Taichung is an industrial city on the western side of central Taiwan. It’s a gateway for exploring the island’s mountainous interior, including nature areas like Sun Moon Lake, popular for boating and hiking. In the bustling city center are museums, temples and the ornate brick Taichung Station, a legacy of the Japanese colonial period (1895–1945).
Taichung’s iconic Fengjia night market has a huge variety of street-food vendors, plus souvenir and electronics sellers. The Calligraphy Greenway park links the National Museum of Natural Science with the National Taiwan Museum of Fine Arts, which specializes in modern Taiwanese works. Taichung’s also known for traditional teahouses (where bubble tea was invented), stylish nightlife spots and shopping, from the boutiques of Yizhong Street to the malls and department stores along Taiwan Boulevard. South of the urban core in Wufeng, the 921 Earthquake Museum commemorates the devastation wrought by Taiwan's massive 1999 earthquake.
Kaohsiung is a massive port city in southern Taiwan. It's home to many skyscrapers, such as the 248m-tall Tuntex Sky Tower, and is known for its diversity of parks. Its focal point is the Love River, with walking paths and cafes along its banks, and cruise boats navigating its waters. Shopping options range from high-end malls to the Liuhe and Ruifeng night markets.
Other central attractions include Lotus Pond, lined with colorful temples. Museums range from Kaohsiung Museum of Fine Arts, anchoring the bucolic Neiweipi Cultural Park, to Pier 2 Art Center, showing contemporary work in converted urban warehouses. Shoushan Zoo houses many species in a verdant, mountainside setting. North of the harbor, the 19th-century British consulate at Takao, near Sizihwan Beach, offers sweeping views of the city and port activity. The island of Cijin, forming a natural breakwater across Kaohsiung’s harbor, is a popular excursion, with seafood restaurants, beaches, temples and bike paths.
Sun Moon Lake
Sun Moon Lake is the largest body of water in Taiwan as well as a tourist attraction. Located in Yuchi Township, Nantou County, the area around the Sun Moon Lake is home to the Thao tribe, one of aboriginal tribes of Taiwan. Sun Moon Lake surrounds a tiny island called Lalu. The east side of the lake resembles a sun while the west side resembles a moon, hence the name.
Taroko National Park
Taroko National Park is one of the nine national parks in Taiwan and was named after the Taroko Gorge, the landmark gorge of the park carved by the Liwu River. The park spans Taichung Municipality, Nantou County, and Hualien County. The park was originally established as the Tsugitaka-Taroko National Park by the Governor-General of Taiwan on 12 December 1937 when Taiwan was part of the Empire of Japan.
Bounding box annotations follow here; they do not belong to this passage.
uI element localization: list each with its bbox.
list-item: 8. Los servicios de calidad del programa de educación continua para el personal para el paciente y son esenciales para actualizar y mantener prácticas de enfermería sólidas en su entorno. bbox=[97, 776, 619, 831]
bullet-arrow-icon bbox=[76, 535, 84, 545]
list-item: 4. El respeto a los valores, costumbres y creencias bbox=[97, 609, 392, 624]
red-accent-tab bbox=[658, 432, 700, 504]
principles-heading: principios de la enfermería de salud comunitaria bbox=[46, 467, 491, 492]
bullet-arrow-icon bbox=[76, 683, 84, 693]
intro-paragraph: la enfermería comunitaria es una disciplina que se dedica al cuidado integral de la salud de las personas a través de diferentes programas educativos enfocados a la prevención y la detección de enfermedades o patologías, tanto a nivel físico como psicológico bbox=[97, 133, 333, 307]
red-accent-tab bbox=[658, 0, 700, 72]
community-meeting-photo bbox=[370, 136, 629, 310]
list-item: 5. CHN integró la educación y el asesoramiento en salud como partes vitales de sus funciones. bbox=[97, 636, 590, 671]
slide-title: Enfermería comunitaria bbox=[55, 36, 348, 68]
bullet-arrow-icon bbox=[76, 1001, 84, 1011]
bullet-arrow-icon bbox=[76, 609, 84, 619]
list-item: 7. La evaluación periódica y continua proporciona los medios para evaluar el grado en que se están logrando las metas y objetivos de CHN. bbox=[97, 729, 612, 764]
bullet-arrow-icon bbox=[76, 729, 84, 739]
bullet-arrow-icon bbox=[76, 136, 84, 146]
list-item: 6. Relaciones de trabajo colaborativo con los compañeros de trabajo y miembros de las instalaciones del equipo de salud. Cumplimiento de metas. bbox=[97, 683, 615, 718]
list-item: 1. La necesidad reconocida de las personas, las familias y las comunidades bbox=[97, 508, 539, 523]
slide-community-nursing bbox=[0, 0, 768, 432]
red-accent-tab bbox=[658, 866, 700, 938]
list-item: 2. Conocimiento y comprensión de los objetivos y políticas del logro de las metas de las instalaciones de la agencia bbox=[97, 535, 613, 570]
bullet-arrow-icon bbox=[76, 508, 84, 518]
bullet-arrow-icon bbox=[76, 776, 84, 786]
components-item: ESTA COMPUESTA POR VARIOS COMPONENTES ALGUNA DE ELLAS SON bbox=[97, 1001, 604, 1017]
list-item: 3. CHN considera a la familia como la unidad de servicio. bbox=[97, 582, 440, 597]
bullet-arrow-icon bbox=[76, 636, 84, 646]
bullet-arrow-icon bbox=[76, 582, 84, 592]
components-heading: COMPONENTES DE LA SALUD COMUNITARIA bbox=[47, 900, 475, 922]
After the Empire of Japan's defeat in World War II, the Republic of China assumed control of Taiwan. The ROC government subsequently abolished the park on 15 August 1945. It was not until 28 November 1986 that the park was reestablished. Sights include: Tunnel of Nine Turns Eternal Spring Shrine Yentzihkou, Swallow Grotto Chinheng Kungyuan, Park Tsihmuchiao.